“Yahoo webcam images from millions of users intercepted by GCHQ” gasped the Guardian headline.
The system, eerily reminiscent of the telescreens evoked in George Orwell’s 1984, was used for experiments in automated facial recognition, to monitor GCHQ’s existing targets, and to discover new targets of interest. Such searches could be used to try to find terror suspects or criminals making use of multiple, anonymous user IDs.
This is not reporting, it is manipulative commentary. “[E]erily reminiscent of the telescreens evoked in George Orwell’s 1984” is a prairie dog-whistle phrase designed to make you pop up out of your hole in fear. Which in and of itself is kind of Orwellian manipulation, if you think about it.
The privacy risks of mass collection from video sources have long been known to the NSA and GCHQ, as a research document from the mid-2000s noted: “One of the greatest hindrances to exploiting video data is the fact that the vast majority of videos received have no intelligence value whatsoever, such as pornography, commercials, movie clips and family home movies.”
That’s a pretty neat trick: what they say they’re saying is that the videos have no intelligence value, but what the article is really trying to communicate is: they can see your naughty bits. Although only between 3% and 11% of the Yahoo webcam imagery harvested by GCHQ contains “undesirable nudity”, most of the rest of the article is devoted to discussion of the policies and restrictions around viewing it. The article is preying on people’s fears of having their homemade porn discovered in order to gin up protest that this kind of surveillance is utterly intolerable and must be stopped.
Don’t take this personally, people, but your webchat porn – no matter how talented you think you are – when taken in bulk is not titillating, it’s a hindrance. If seen over and over again – which it is not: there is not time enough in the universe for that – it is for the most part the same (the porn corollary of “there are only a few basic plots in all of literature”) and thus, in bulk, is kind of boring. Viewing a few chats of someone you personally might or might not have a connection with is titillating; millions of images tend to blend together in a rather banal statistic.
The problem is that the body politic is conflicted. There is a tension between people seeming to want their government to be able to detect and hunt down terrorists, but yet not wanting to be part of the sample pool where they can actually be distinguished from those terrorists.
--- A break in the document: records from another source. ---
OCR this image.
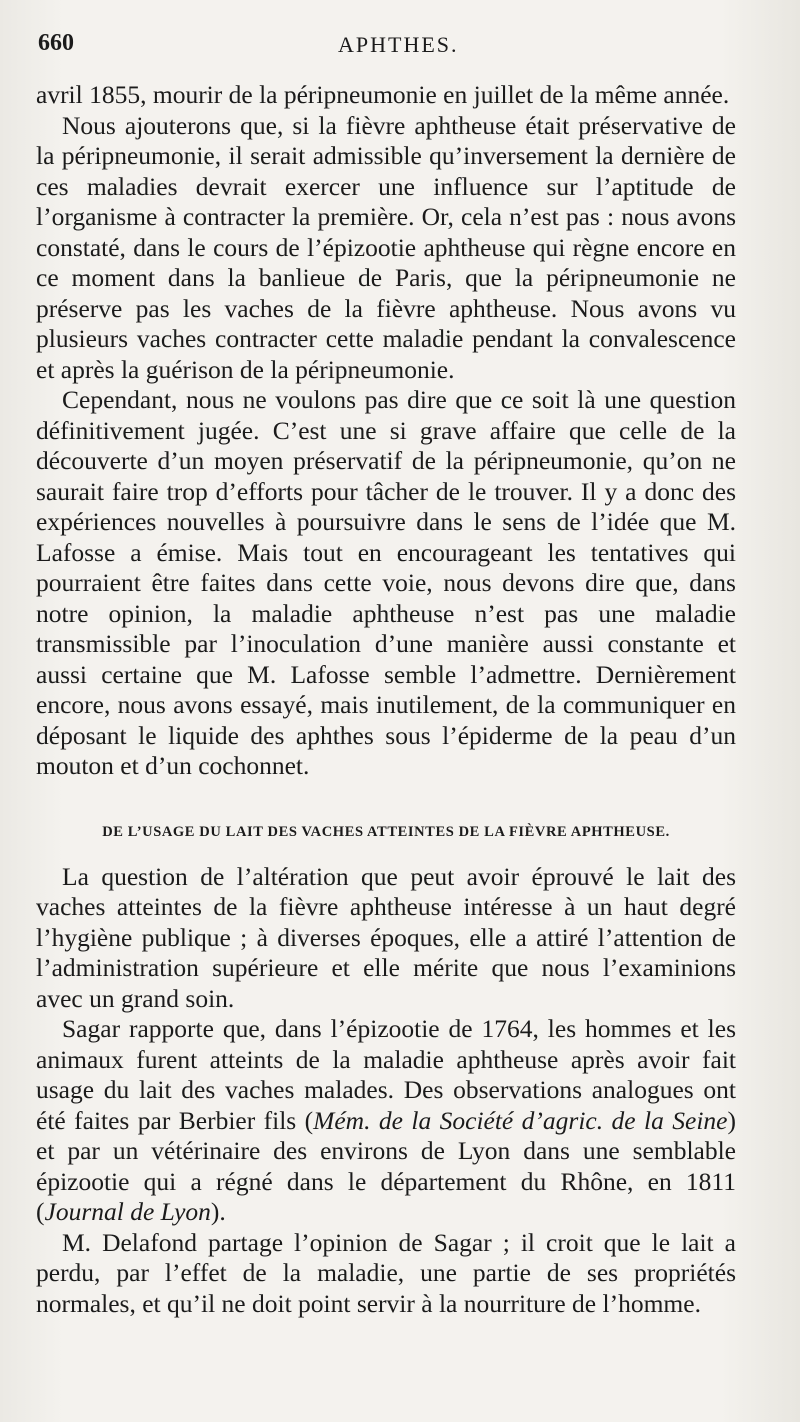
660	APHTHES.

avril 1855, mourir de la péripneumonie en juillet de la même année.

Nous ajouterons que, si la fièvre aphtheuse était préservative de la péripneumonie, il serait admissible qu’inversement la dernière de ces maladies devrait exercer une influence sur l’aptitude de l’organisme à contracter la première. Or, cela n’est pas : nous avons constaté, dans le cours de l’épizootie aphtheuse qui règne encore en ce moment dans la banlieue de Paris, que la péripneumonie ne préserve pas les vaches de la fièvre aphtheuse. Nous avons vu plusieurs vaches contracter cette maladie pendant la convalescence et après la guérison de la péripneumonie.

Cependant, nous ne voulons pas dire que ce soit là une question définitivement jugée. C’est une si grave affaire que celle de la découverte d’un moyen préservatif de la péripneumonie, qu’on ne saurait faire trop d’efforts pour tâcher de le trouver. Il y a donc des expériences nouvelles à poursuivre dans le sens de l’idée que M. Lafosse a émise. Mais tout en encourageant les tentatives qui pourraient être faites dans cette voie, nous devons dire que, dans notre opinion, la maladie aphtheuse n’est pas une maladie transmissible par l’inoculation d’une manière aussi constante et aussi certaine que M. Lafosse semble l’admettre. Dernièrement encore, nous avons essayé, mais inutilement, de la communiquer en déposant le liquide des aphthes sous l’épiderme de la peau d’un mouton et d’un cochonnet.

DE L’USAGE DU LAIT DES VACHES ATTEINTES DE LA FIÈVRE APHTHEUSE.

La question de l’altération que peut avoir éprouvé le lait des vaches atteintes de la fièvre aphtheuse intéresse à un haut degré l’hygiène publique ; à diverses époques, elle a attiré l’attention de l’administration supérieure et elle mérite que nous l’examinions avec un grand soin.

Sagar rapporte que, dans l’épizootie de 1764, les hommes et les animaux furent atteints de la maladie aphtheuse après avoir fait usage du lait des vaches malades. Des observations analogues ont été faites par Berbier fils (Mém. de la Société d’agric. de la Seine) et par un vétérinaire des environs de Lyon dans une semblable épizootie qui a régné dans le département du Rhône, en 1811 (Journal de Lyon).

M. Delafond partage l’opinion de Sagar ; il croit que le lait a perdu, par l’effet de la maladie, une partie de ses propriétés normales, et qu’il ne doit point servir à la nourriture de l’homme.
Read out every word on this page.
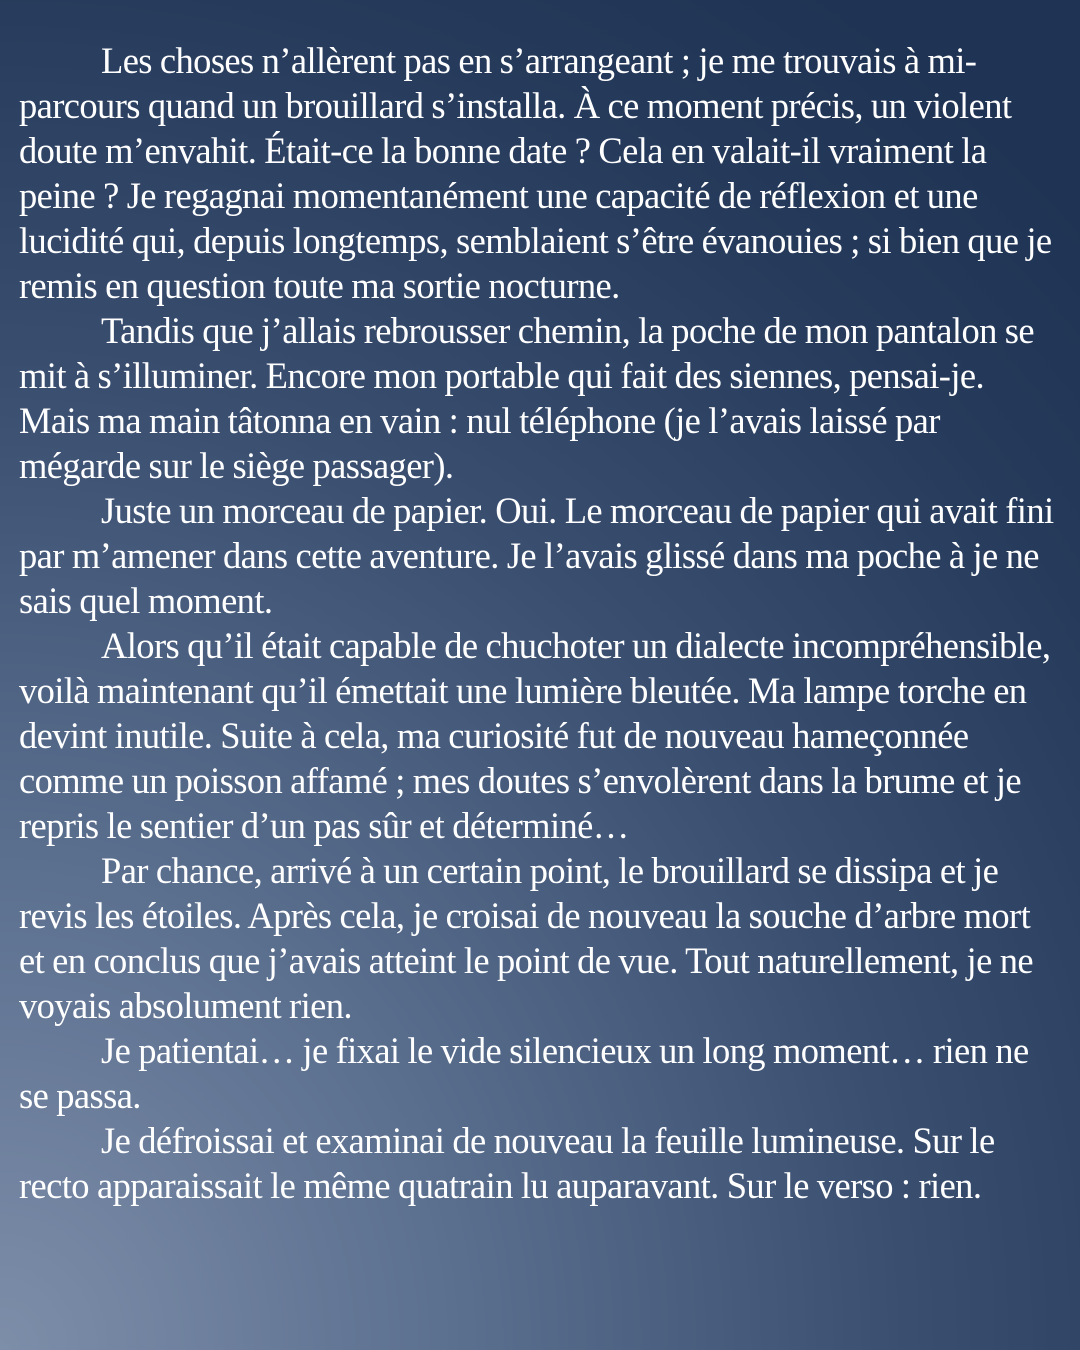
Les choses n’allèrent pas en s’arrangeant ; je me trouvais à mi-parcours quand un brouillard s’installa. À ce moment précis, un violent doute m’envahit. Était-ce la bonne date ? Cela en valait-il vraiment la peine ? Je regagnai momentanément une capacité de réflexion et une lucidité qui, depuis longtemps, semblaient s’être évanouies ; si bien que je remis en question toute ma sortie nocturne.

Tandis que j’allais rebrousser chemin, la poche de mon pantalon se mit à s’illuminer. Encore mon portable qui fait des siennes, pensai-je. Mais ma main tâtonna en vain : nul téléphone (je l’avais laissé par mégarde sur le siège passager).

Juste un morceau de papier. Oui. Le morceau de papier qui avait fini par m’amener dans cette aventure. Je l’avais glissé dans ma poche à je ne sais quel moment.

Alors qu’il était capable de chuchoter un dialecte incompréhensible, voilà maintenant qu’il émettait une lumière bleutée. Ma lampe torche en devint inutile. Suite à cela, ma curiosité fut de nouveau hameçonnée comme un poisson affamé ; mes doutes s’envolèrent dans la brume et je repris le sentier d’un pas sûr et déterminé…

Par chance, arrivé à un certain point, le brouillard se dissipa et je revis les étoiles. Après cela, je croisai de nouveau la souche d’arbre mort et en conclus que j’avais atteint le point de vue. Tout naturellement, je ne voyais absolument rien.

Je patientai… je fixai le vide silencieux un long moment… rien ne se passa.

Je défroissai et examinai de nouveau la feuille lumineuse. Sur le recto apparaissait le même quatrain lu auparavant. Sur le verso : rien.
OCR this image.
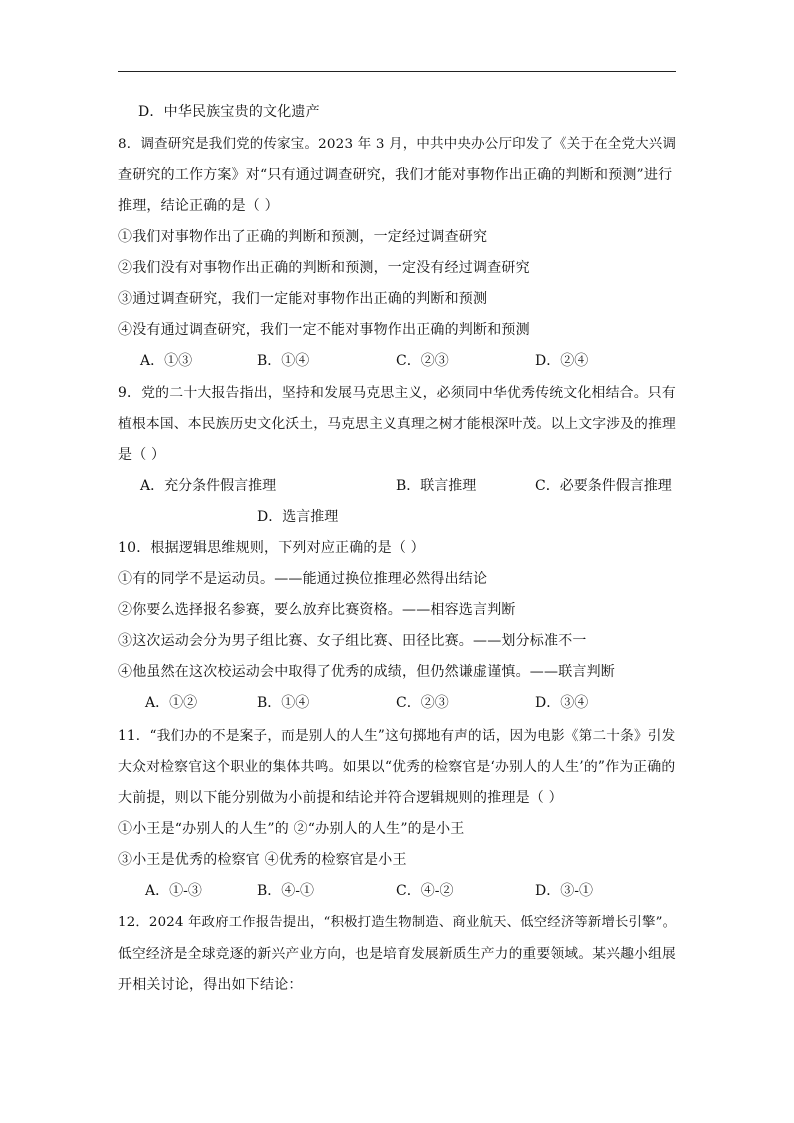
D．中华民族宝贵的文化遗产
8．调查研究是我们党的传家宝。2023 年 3 月，中共中央办公厅印发了《关于在全党大兴调
查研究的工作方案》对“只有通过调查研究，我们才能对事物作出正确的判断和预测”进行
推理，结论正确的是（ ）
①我们对事物作出了正确的判断和预测，一定经过调查研究
②我们没有对事物作出正确的判断和预测，一定没有经过调查研究
③通过调查研究，我们一定能对事物作出正确的判断和预测
④没有通过调查研究，我们一定不能对事物作出正确的判断和预测
A．①③	B．①④	C．②③	D．②④
9．党的二十大报告指出，坚持和发展马克思主义，必须同中华优秀传统文化相结合。只有
植根本国、本民族历史文化沃土，马克思主义真理之树才能根深叶茂。以上文字涉及的推理
是（ ）
A．充分条件假言推理	B．联言推理	C．必要条件假言推理
D．选言推理
10．根据逻辑思维规则，下列对应正确的是（ ）
①有的同学不是运动员。——能通过换位推理必然得出结论
②你要么选择报名参赛，要么放弃比赛资格。——相容选言判断
③这次运动会分为男子组比赛、女子组比赛、田径比赛。——划分标准不一
④他虽然在这次校运动会中取得了优秀的成绩，但仍然谦虚谨慎。——联言判断
A．①②	B．①④	C．②③	D．③④
11．“我们办的不是案子，而是别人的人生”这句掷地有声的话，因为电影《第二十条》引发
大众对检察官这个职业的集体共鸣。如果以“优秀的检察官是‘办别人的人生’的”作为正确的
大前提，则以下能分别做为小前提和结论并符合逻辑规则的推理是（ ）
①小王是“办别人的人生”的 ②“办别人的人生”的是小王
③小王是优秀的检察官 ④优秀的检察官是小王
A．①-③	B．④-①	C．④-②	D．③-①
12．2024 年政府工作报告提出，“积极打造生物制造、商业航天、低空经济等新增长引擎”。
低空经济是全球竞逐的新兴产业方向，也是培育发展新质生产力的重要领域。某兴趣小组展
开相关讨论，得出如下结论：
The real fear that people – maybe including the people behind this article – have is that the data collected might be used for a different purpose than, say, the honorable purpose of catching terrorists, or child pornographers, or sex traffickers, etc. It could potentially be used to destroy the careers of exhibitionist politicians, or spy on journalists, or uncover undue influence of business on government leaders, or what-have-you. Fair enough. But that calls for restrictions on the use of the data, not necessarily of the technique. For any terrorist or criminal detection/surveillance technique to be developed to a usable level of accuracy, it has to be able to be fine-tuned to be able to distinguish communications of interest from the background stream, and that means comparing it against a representative sample of communications data. To paraphrase the comic strip character Pogo, we have met the data streams, and they are us.
This horrified and yes, to some degree valid concern over privacy effectively diverts our eyes from the prior – and to my mind – real question, which is: is facial recognition even a valid technique to be using to identify terrorists, or criminals, or “someone doing something”? The article alludes to some of the problems: “The best images are ones where the person is facing the camera with their face upright”, or, with iris recognition systems, trying to trick them by putting contact lenses on mannequins.
Maybe those playing at home could avoid being identified with their web porn by collectively agreeing to wear Guy Fawkes masks. –No, wait, that might make you a target. How about female masking? But perhaps that takes the exhibitionist fun out of it. Seriously, though, if someone didn’t want to be recognized, could they use stage makeup? Or use fish-eye or fun-house lens apps to distort their features? How about just using an avatar? On the other hand, maybe eventually the detection of alteration of facial features would itself end up being used as a flag of potentially suspicious…something. In the race to hide and reveal, it’s all Spy vs Spy.
Solving the technological challenges, though, is beside the point; it seems that the surveillance assumption is that terrorists or criminals are chatting online with consistent recognizable images using clear unencrypted communication. Really? I’d like to see the evidence showing the degree to which that assumption is valid in order to justify the continued public expense of development and implementation.
I don’t know what the right answer is. But I do know that people need to be on guard against emotional manipulation masquerading as “factual reporting”, diverting our attention from asking the right questions.